O primeiro diploma normativo a tratar da PGPM foi o Decreto n. 1.506/1951, que previa preços mínimos para o financiamento ou aquisição de cereais e outros gêneros de produção nacional. Ato contínuo, sucederam-se os seguintes instrumentos normativos: Decreto n. 57.391/1965; Decreto-Lei n. 79/1966 (Política de Garantia de Preços Mínimos); Lei n. 5.969/1973 (Programa de Garantia da Produção Agropecuária – Proagro); Constitutição Federal de 1988, que em seu o art. 189, enuncia que Política Agrícola deve ser planejada e executada na forma da lei; Lei n. 8.171/1991 (Lei Agrícola Brasileira); e Lei n. 11.775/2008 (Altera a Política de Garantia de Preços Mínimos).
Pede-se vênia para transcrever trecho bastante elucidativo do Ministério da Agricultura, Pesca e Abastecimento – MAPA a respeito das razões e do funcionamento da PGPM:
“Garantir o abastecimento nacional com alimentos de qualidade e assegurar ao produtor preços que permitam sua manutenção na atividade rural é um compromisso do Ministério da Agricultura. A cada safra, as diretrizes da Política de Garantia de Preços Mínimos (PGPM) são coordenadas, elaboradas, acompanhadas e avaliadas para garantir segurança alimentar e a comercialização dos produtos agropecuários. O financiamento da estocagem, a armazenagem, a venda de estoques públicos de produtos agropecuários e a equalização de preços e custos são alguns dos mecanismos de que o ministério se vale para garantir abastecimento e comercialização.
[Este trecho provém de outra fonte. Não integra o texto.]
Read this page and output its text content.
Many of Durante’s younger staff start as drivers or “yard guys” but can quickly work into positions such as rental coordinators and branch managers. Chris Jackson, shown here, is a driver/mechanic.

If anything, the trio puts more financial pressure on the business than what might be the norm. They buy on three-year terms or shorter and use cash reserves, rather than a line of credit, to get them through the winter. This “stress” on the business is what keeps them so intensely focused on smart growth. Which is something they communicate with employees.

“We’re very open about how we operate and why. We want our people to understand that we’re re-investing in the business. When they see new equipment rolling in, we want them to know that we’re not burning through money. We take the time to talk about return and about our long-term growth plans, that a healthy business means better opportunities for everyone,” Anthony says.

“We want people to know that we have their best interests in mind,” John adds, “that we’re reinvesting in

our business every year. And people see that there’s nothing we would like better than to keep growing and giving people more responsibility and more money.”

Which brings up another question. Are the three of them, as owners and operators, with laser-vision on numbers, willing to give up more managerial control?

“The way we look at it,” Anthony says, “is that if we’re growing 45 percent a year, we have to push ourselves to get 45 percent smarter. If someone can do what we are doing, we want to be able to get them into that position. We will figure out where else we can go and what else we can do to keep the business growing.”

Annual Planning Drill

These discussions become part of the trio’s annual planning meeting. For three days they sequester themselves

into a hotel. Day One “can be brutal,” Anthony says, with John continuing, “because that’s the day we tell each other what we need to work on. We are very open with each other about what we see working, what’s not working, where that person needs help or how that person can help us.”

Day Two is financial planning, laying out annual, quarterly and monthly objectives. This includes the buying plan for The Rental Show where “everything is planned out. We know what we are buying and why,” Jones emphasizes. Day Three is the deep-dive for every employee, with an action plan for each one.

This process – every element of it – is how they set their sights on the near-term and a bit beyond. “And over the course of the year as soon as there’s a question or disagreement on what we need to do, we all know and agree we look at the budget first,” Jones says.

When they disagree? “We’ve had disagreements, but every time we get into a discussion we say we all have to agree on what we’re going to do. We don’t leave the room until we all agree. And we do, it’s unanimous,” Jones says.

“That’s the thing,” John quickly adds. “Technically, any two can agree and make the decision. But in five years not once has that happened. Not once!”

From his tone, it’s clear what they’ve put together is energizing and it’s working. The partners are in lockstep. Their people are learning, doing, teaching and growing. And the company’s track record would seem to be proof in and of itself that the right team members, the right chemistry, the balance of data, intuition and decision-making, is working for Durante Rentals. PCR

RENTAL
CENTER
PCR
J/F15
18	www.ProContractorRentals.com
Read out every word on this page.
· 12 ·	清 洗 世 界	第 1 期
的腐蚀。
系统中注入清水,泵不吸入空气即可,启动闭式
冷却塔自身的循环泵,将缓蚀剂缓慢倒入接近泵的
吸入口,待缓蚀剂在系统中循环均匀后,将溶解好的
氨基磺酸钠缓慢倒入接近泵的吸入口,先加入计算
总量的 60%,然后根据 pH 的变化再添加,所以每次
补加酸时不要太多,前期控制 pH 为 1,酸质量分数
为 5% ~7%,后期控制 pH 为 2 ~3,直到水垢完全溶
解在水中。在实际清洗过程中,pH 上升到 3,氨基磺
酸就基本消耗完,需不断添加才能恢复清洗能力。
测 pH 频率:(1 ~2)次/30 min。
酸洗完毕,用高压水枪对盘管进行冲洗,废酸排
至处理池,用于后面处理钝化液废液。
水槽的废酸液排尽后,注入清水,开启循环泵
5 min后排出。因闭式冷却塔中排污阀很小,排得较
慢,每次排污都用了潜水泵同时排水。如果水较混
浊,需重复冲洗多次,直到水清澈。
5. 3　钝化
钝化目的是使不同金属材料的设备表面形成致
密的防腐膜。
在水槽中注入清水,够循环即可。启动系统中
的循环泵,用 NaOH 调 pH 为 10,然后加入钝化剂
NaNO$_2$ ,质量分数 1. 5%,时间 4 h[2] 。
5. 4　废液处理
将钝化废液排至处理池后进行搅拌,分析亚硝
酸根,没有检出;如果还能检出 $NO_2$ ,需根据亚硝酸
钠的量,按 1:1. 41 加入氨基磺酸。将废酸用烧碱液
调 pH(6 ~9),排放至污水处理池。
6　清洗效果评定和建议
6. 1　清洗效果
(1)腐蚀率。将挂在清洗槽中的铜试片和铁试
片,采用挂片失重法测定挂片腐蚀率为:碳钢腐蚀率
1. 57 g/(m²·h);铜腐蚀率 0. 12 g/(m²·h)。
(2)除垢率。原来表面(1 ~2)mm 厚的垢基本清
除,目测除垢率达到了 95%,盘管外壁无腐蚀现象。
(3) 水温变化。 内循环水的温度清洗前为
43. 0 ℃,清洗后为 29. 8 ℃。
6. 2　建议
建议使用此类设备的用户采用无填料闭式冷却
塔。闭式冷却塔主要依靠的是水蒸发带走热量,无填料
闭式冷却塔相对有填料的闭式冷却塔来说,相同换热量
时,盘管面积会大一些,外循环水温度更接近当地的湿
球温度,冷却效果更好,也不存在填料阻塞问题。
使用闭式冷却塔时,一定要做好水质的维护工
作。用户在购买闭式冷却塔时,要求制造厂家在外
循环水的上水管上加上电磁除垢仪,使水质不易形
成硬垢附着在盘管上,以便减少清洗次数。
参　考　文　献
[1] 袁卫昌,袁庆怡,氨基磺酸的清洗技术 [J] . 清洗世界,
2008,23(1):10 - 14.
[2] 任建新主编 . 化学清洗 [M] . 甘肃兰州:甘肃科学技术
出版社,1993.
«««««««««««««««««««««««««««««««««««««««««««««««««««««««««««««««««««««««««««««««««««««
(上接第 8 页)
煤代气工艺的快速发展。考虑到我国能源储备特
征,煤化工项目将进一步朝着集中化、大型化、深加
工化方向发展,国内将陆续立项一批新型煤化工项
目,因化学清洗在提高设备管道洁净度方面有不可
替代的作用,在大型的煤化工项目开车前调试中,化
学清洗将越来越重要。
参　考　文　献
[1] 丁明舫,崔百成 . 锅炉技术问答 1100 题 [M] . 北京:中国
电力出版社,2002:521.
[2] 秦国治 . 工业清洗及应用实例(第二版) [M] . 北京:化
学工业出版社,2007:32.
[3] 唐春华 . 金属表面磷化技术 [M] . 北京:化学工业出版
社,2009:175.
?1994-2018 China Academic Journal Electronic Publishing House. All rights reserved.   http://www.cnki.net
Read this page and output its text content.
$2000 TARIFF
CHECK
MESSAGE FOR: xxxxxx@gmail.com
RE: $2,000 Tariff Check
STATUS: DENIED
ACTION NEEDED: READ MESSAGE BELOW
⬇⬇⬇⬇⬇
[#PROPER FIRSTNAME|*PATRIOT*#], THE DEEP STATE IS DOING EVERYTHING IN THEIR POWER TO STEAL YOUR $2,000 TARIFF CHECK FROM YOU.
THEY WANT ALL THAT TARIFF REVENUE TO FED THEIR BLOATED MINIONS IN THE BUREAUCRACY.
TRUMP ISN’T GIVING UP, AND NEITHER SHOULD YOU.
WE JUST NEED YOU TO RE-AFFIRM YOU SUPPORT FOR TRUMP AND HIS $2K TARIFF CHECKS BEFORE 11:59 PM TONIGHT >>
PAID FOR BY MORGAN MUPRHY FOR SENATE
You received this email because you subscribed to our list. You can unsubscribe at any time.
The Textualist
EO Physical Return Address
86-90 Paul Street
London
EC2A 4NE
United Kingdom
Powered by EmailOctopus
Toneladas de produtos agrícolas excedentes podem ser comercializadas, por meio de leilões eletrônicos monitorados pelo governo, de forma a abastecer regiões deficitárias e, ao mesmo tempo, garantir aos produtores um preço que lhes permita manter-se na atividade rural. As tabelas e os gráficos elaborados pelo ministério reúnem dados atualizados mensalmente sobre exportações e importações; área plantada, produção e produtividade; preço mínimo e de mercado; entre outros”.
II.4. Dos conceitos de “paradigmas” e de “revoluções científicas” no obra de Thomaz Kuhn
Em sua obra “A Estrutura das Revoluções Científicas”, Kuhn (1998) defende que numa comunidade científica a estabilização do conhecimento se dá por meio de paradigmas, compreendidos como os referenciais teóricos aptos a solucionar os problemas apresentados pela realidade. São oriundos, pois, de uma “fase pré-científica”, em que problemas e eficácia das soluções não são totalmente conhecidos e estáveis. Amadurecidos, testados e aprovados, o conhecimento científico convincentemente estável e resolutivo passa a consubstanciar a “ciência normal”, estabilizado, assim, os paradigmas.
Entretanto, os paradigmas começam a sofrer a pressão da realidade quando não resolvem todos os problemas posto. Surge, então, as “crise e anomalias” da “ciência normal”. Com o acúmulo de anomalias (situações insolúveis a partir dos paradigmas) pode haver uma mudança metodológica ou mesmo uma mudança cognitiva dos pressupostos dos paradigmas. Perceba-se que um paradigma pode até mesmo mudar a forma como outro paradigma é percebido. Diante da instabilidade ou até mesmo imprestabilidade dos paradigmas anteriores, opera-se a “revolução científica”, adotando-se novos paradigmas, estes agora, aptos a resolver os problemas apresentados. Tais rupturas com os paradigmas anteriores não se confundem com ajustes (os quais são incrementais) nem seriam um estágio evolutivo em relação ao paradigma anterior, a esse momento já superado. Para Kuhn, a “revolução científica” opera a substituição de um paradigma por outro.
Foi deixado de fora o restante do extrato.